Packers by the Numbers
Title | Packers by the Numbers PDF eBook |
Author | John Maxymuk |
Publisher | Big Earth Publishing |
Pages | 468 |
Release | 2003 |
Genre | Sports & Recreation |
ISBN | 9781879483903 |
Numbers conjure up vivid memories in sports. If you say "3" most sports fans would think of Babe Ruth; Green Bay Packer fans would remember Tony Canadeo. If you say "75" most football fans would think of Mean Joe Green, but Packer fans would recall Forrest Gregg. This unique book features 99 chapters one keyed to each uniform number. The history of each number provides a different slice of Packer history, representing a thematic rather than chronological approach to Green Bay's rich heritage.
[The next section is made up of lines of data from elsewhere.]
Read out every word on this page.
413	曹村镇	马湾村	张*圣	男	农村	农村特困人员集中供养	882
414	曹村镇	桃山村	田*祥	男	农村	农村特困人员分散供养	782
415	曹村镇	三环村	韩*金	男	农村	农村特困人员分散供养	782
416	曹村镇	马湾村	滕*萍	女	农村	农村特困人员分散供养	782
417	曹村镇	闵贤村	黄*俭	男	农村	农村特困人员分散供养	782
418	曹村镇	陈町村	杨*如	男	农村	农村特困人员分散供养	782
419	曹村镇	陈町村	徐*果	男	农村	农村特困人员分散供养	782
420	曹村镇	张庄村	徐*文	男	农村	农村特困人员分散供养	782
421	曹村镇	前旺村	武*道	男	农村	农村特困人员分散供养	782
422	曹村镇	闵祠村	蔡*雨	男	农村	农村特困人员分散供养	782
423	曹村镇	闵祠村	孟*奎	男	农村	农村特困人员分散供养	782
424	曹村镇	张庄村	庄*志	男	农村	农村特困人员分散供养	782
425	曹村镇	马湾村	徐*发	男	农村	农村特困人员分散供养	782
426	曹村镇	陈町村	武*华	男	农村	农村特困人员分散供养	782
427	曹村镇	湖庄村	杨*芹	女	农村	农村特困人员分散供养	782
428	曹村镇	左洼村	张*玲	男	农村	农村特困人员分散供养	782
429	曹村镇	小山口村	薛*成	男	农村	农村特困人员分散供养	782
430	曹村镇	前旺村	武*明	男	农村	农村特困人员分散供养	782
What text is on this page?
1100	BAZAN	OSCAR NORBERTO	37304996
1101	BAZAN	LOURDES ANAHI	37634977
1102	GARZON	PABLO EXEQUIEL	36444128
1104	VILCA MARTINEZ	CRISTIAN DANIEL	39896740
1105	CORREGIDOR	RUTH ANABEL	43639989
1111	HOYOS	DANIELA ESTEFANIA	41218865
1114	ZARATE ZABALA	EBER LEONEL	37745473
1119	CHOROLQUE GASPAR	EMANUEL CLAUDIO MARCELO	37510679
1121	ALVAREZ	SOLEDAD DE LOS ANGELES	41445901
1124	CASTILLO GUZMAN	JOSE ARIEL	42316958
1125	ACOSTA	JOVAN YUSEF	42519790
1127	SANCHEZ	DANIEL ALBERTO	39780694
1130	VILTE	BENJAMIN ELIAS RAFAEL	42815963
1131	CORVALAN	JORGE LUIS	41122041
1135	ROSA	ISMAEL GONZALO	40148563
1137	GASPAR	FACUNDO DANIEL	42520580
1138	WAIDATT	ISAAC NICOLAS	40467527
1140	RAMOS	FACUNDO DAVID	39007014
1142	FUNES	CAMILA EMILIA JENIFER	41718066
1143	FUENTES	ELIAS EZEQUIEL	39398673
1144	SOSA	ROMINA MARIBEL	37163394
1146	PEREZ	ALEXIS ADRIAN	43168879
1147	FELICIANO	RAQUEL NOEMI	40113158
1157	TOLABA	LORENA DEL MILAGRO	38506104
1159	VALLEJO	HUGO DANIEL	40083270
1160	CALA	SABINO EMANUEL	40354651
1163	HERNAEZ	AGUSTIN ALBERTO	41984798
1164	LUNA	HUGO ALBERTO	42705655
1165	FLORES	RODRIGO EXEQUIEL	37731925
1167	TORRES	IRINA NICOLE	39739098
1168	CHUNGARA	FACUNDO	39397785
There is no other book like this that reviews a team history by its uniform numbers. A refreshing take on a most popular team!
Hawai'i Sports
Title | Hawai'i Sports PDF eBook |
Author | Dan Cisco |
Publisher | University of Hawaii Press |
Pages | 684 |
Release | 1999-01-01 |
Genre | Sports & Recreation |
ISBN | 9780824821210 |
Traces the history of Hawaiian sports and lists local records
No Game for Boys to Play
Title | No Game for Boys to Play PDF eBook |
Author | Kathleen Bachynski |
Publisher | UNC Press Books |
Pages | 297 |
Release | 2019-11-25 |
Genre | Health & Fitness |
ISBN | 1469653710 |
From the untimely deaths of young athletes to chronic disease among retired players, roiling debates over tackle football have profound implications for more than one million American boys—some as young as five years old—who play the sport every year. In this book, Kathleen Bachynski offers the first history of youth tackle football and debates over its safety. In the postwar United States, high school football was celebrated as a "moral" sport for young boys, one that promised and celebrated the creation of the honorable male citizen. Even so, Bachynski shows that throughout the twentieth century, coaches, sports equipment manufacturers, and even doctors were more concerned with "saving the game" than young boys' safety—even though injuries ranged from concussions and broken bones to paralysis and death. By exploring sport, masculinity, and citizenship, Bachynski uncovers the cultural priorities other than child health that made a collision sport the most popular high school game for American boys. These deep-rooted beliefs continue to shape the safety debate and the possible future of youth tackle football.
King Football
Title | King Football PDF eBook |
Author | Michael Oriard |
Publisher | Univ of North Carolina Press |
Pages | 508 |
Release | 2005-12-15 |
Genre | Sports & Recreation |
ISBN | 080786403X |
This landmark work explores the vibrant world of football from the 1920s through the 1950s, a period in which the game became deeply embedded in American life. Though millions experienced the thrills of college and professional football firsthand during these years, many more encountered the game through their daily newspapers or the weekly Saturday Evening Post, on radio broadcasts, and in the newsreels and feature films shown at their local movie theaters. Asking what football meant to these millions who followed it either casually or passionately, Michael Oriard reconstructs a media-created world of football and explores its deep entanglements with a modernizing American society. Football, claims Oriard, served as an agent of "Americanization" for immigrant groups but resisted attempts at true integration and racial equality, while anxieties over the domestication and affluence of middle-class American life helped pave the way for the sport's rise in popularity during the Cold War. Underlying these threads is the story of how the print and broadcast media, in ways specific to each medium, were powerful forces in constructing the football culture we know today.